By Jon Camp
Johnny Gurley has a problem. He can’t drink his water. At least, he won’t drink it. He says he and his wife got a 24-page letter from Duke Energy detailing elevated contaminant and toxin levels in their water but stopping short of explicitly saying they should stop drinking it.
“Would you drink it?” asked Gurley. “I don’t think so. I don’t think anyone at Duke Energy would drink it.

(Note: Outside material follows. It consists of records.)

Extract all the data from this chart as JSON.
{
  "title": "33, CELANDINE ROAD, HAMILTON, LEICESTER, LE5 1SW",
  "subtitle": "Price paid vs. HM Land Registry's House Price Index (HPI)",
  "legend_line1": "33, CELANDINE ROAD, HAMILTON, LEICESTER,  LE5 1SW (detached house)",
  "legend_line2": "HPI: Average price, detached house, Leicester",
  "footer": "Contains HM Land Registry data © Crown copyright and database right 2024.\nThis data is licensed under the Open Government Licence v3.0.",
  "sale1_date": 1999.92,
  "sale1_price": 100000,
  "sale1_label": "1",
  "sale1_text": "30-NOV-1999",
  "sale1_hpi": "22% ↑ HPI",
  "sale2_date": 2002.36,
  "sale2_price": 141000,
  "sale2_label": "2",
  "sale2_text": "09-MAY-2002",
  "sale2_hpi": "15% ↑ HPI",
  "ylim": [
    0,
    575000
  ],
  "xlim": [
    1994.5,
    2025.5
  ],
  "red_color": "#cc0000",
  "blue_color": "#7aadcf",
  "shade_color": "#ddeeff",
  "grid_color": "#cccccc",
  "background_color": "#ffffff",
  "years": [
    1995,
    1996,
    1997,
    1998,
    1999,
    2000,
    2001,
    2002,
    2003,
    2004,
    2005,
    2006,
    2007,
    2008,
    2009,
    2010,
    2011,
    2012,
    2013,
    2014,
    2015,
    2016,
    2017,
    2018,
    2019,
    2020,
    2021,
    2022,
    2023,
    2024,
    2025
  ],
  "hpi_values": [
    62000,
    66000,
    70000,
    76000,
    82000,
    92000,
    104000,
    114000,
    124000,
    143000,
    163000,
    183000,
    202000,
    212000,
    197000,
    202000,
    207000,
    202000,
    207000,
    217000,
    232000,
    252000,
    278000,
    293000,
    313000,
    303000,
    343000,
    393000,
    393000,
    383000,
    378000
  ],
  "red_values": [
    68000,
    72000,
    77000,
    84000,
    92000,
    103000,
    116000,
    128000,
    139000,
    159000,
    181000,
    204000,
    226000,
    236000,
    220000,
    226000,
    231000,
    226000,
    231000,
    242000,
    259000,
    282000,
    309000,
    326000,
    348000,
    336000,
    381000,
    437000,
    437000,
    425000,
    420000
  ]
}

I don’t think anyone with any sense would drink it.”
“Talking with a forked tongue, that’s what I call it,” chimed in Gurley’s wife, Nancy, “saying don’t drink it, you can drink it; this is ok, but this is not ok.”
The Gurleys came to Raleigh with the new advocacy group “Alliance of Carolinians (ACT) Against Coal Ash.” It’s a grassroots effort to bring attention to problems they say go hand in hand with living near a coal ash lagoon.
Neither Duke nor the state have linked coal ash to health problems but both say they’ve collected reams of data and are studying that question.
“We’ve just completed comprehensive groundwater assessments around each of our coal as sites and at this point, we’re just not seeing some of the connections that some of these claims are making,” said Duke Energy Spokesperson Jeff Brooks. “These groundwater assessments which are part of the closure process are giving us a clearer picture of what’s happening with our groundwater. What’s happening with the areas around our plant and we’re just not seeing the correlations. And that doesn’t mean it’s not something else. It doesn’t mean it’s not naturally occurring in this area. But at this point it doesn’t seem to be us.”
Johnny Gurley isn’t buying it. “Within one mile radius of my house,” he said, “I have a list of 91 people who are sick with cancer.”
“This is not something that we can drop a few million dollars and make some nice news reel and put it away,” said Bobby Jones, also from Goldsboro. “This is killing people in our state.”
“We had over 200 wells contaminated in our area,” said agreed Larry Mathis, from Belmont. “That’s several hundred people. This is families. This is children. We’re talking something serious about people’s health and the environment. And that’s why we’re coming together. So our voices can be heard and not just in little local places.”